Research

The strategic moment for dairy-beef in New Zealand

6 October 2025 9:45 RaboResearch

Expanding dairy-beef production can help New Zealand dairy farmers capture rising global beef demand and build a more resilient, sustainable livestock sector.

Calves

    New Zealand's dairy sector is at a strategic crossroads. With nearly 2 million underutilized calves born annually, the opportunity to build a scalable, profitable dairy-beef system is now - and could be worth over NZD 1.2 billion at current market prices.

    Global beef demand is rising, and New Zealand must act to take advantage of the opportunity. Strong export prices and tightening global supply create a lucrative window for New Zealand to expand its beef footprint, but herd rebuilding takes time and requires coordinated, cross-sector action.

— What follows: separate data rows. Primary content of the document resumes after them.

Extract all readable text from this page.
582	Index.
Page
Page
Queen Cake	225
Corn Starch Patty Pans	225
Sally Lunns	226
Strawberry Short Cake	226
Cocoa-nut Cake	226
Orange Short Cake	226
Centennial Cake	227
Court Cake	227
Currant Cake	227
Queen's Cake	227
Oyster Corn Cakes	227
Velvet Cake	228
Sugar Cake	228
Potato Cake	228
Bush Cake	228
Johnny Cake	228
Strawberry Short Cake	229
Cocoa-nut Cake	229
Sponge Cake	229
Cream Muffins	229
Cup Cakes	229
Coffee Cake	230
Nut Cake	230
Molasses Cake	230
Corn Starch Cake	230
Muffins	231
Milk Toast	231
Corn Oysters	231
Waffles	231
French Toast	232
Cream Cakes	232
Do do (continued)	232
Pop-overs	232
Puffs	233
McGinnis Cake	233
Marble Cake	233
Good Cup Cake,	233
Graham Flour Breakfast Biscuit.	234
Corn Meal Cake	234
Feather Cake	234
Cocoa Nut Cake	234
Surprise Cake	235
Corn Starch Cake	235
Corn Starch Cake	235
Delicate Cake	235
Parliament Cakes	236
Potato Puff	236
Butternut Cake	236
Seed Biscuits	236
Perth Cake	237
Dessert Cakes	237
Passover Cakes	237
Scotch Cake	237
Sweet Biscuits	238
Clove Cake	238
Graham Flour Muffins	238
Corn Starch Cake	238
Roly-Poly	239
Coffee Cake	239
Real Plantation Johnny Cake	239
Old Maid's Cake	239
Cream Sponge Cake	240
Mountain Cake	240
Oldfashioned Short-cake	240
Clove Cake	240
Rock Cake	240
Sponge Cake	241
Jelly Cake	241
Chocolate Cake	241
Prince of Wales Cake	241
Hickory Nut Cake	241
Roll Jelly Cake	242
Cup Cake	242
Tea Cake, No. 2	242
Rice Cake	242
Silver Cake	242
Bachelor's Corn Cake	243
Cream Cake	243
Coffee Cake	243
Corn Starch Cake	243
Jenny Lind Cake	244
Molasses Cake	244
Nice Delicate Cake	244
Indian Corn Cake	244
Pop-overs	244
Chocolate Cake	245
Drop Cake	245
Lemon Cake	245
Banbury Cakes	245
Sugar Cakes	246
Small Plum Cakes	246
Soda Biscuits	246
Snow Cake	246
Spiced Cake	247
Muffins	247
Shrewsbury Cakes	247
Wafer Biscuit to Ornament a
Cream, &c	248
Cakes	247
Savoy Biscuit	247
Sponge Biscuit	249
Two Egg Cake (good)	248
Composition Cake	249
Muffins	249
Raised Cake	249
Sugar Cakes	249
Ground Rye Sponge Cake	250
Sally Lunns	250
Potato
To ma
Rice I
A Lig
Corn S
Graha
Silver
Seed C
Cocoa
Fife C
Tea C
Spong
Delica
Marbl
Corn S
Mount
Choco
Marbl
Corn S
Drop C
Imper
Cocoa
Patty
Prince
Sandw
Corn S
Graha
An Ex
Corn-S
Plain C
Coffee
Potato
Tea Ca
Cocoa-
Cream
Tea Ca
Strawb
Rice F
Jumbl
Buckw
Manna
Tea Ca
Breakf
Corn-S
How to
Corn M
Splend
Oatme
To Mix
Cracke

    Better breeding is the biggest lever for lifting dairy-beef productivity. Strategic use of superior beef genetics, artificial insemination, and calving timing can dramatically reduce early calf (bobby calf) slaughter and enhance profitability across the value chain - and improve growth rates in reared dairy-beef calves - without necessarily overhauling the entire dairy herd.

    Calf rearing is the system's pressure point. Rearers carry the highest risk and need better incentives, infrastructure, and support to lift rearing rates and help avoid boom-bust cycles that can limit long-term beef supply.

    In our view, collaboration is non-negotiable. A connected value chain - from breeders to finishers - is essential to unlock consistent supply, improve margins, and meet evolving consumer and market expectations for what is considered ethical, sustainable beef.

    Inaction may put New Zealand's social license and market access at risk. Reducing early calf slaughter is not just an economic imperative, it's a reputational one. A more integrated dairy-beef system could help protect New Zealand's global brand and future-proof its livestock sector.